Riding a classic-style Triumph means you’re never invisible, and at the local hangout it inspired both a lot of interest and positive feedback—except from my buddy Carl who owns an actual ’70s-era Trump. He pooh-poohed the blacked-out engine in favor of the brighter version that came on the originals. It just goes to show that you can’t please them all.
If you’re more interested in riding a bike than profiling on one, and in a mellow experience rather than straddling a fire-breathing monster with more power than you’ll ever likely use, the Triumph Bonneville SE has the right size and weight, and certainly the right classic style to start a conversation at any bike hangout. The SE is available in Jet Black or two-tone Pacific Blue with Fusion White for $8,399, and will certainly gain you a lot of attention while providing a satisfying and mellow ride.

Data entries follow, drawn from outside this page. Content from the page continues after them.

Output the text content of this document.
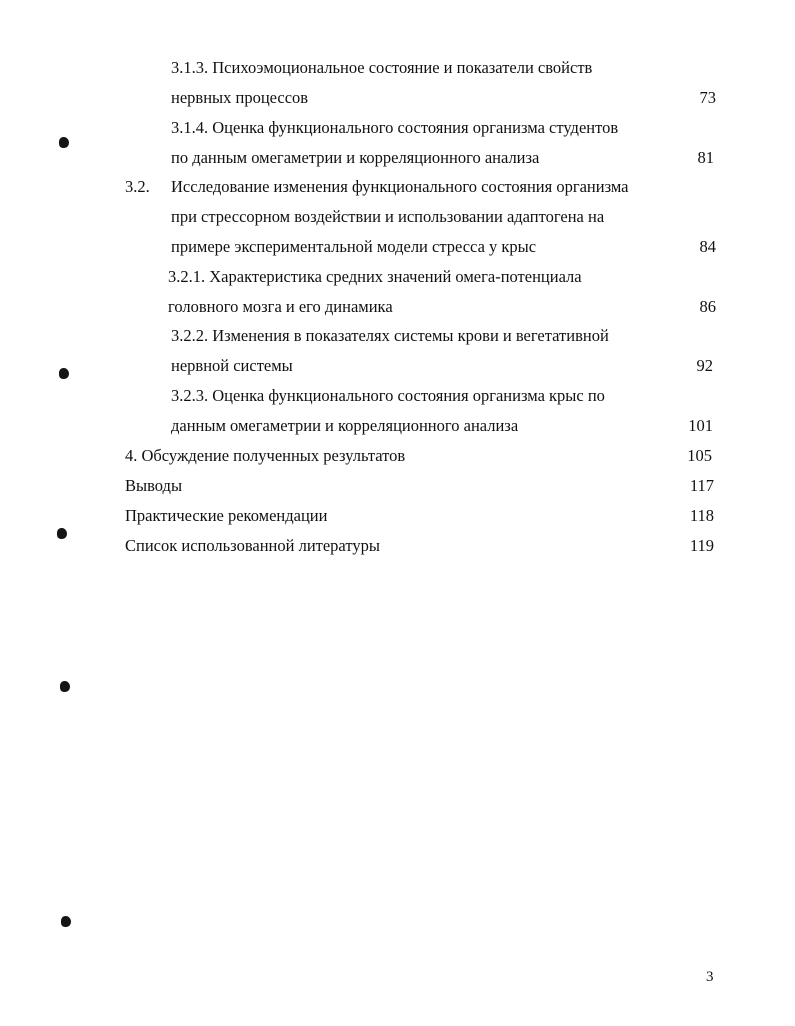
3.1.3. Психоэмоциональное состояние и показатели свойств
нервных процессов	73
3.1.4. Оценка функционального состояния организма студентов
по данным омегаметрии и корреляционного анализа	81
3.2. Исследование изменения функционального состояния организма
при стрессорном воздействии и использовании адаптогена на
примере экспериментальной модели стресса у крыс	84
3.2.1. Характеристика средних значений омега-потенциала
головного мозга и его динамика	86
3.2.2. Изменения в показателях системы крови и вегетативной
нервной системы	92
3.2.3. Оценка функционального состояния организма крыс по
данным омегаметрии и корреляционного анализа	101
4. Обсуждение полученных результатов	105
Выводы	117
Практические рекомендации	118
Список использованной литературы	119
3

2009 Triumph Bonneville SE Specifications
Base Price: $8,399
Warranty: 2 yrs., unltd. miles
Type: Air-cooled, transverse parallel twin
Bore x Stroke: 90.0 x 68.0mm
Compression Ratio: 9.2:1
Valve Train: DOHC, 4 valves per cyl.
Valve Adj. Interval: 12,000 miles
Fuel Delivery: Multipoint sequential electronic fuel injection
Lubrication System: Wet sump, 4.75-qt. cap.
Transmission: 5-speed, cable-actuated wet clutch
Final Drive: X-ring chain
Charging Output: 312 watts max.
Battery: 12V 12AH
Frame: Tubular-steel double cradle w/ tubular-steel swingarm
Wheelbase: 57.2 in.
Rake/Trail: 27 degrees/4.2 in.
Seat Height: 29.5 in.
Suspension, Front: 41mm stanchions, no adj., 4.7-in. travel
Rear: Dual shocks, adj. for spring preload, 3.9-in. travel
Brakes, Front: Single disc w/ 2-piston pin-slide caliper
Rear: Single disc w/ 2-piston pin-slide caliper
Wheels, Front: Cast, 3.0 x 17 in.
Rear: Cast, 3.5 x 17 in.
Tires, Front: 110/17-R17
Wet Weight: 500 lbs.
Load Capacity: 380 lbs.
GVWR: 880 lbs.
Fuel Capacity: 4.2 gals., last 0.8 gal. warning light on
MPG: 89 octane min (high/avg/low) 47.6/45.2/42.7
Estimated Range: 190 miles
Indicated rpm at 60 mph: 3,200
I purchased a Bonneville SE in 2010. I bought it as a spring, summer, fall, to work commuter. It has been great fun.
A low center of gravity, a decent ground clearance, a terrific lean angle, the feet pegs beneath the rider, and its small size combines to make a very competent urban street bike. And it’s a looker to boot.
80 per cent of my commute is freeway travel, (at 70-75 mph) and I am getting 50 mpg. I couldn’t be happier.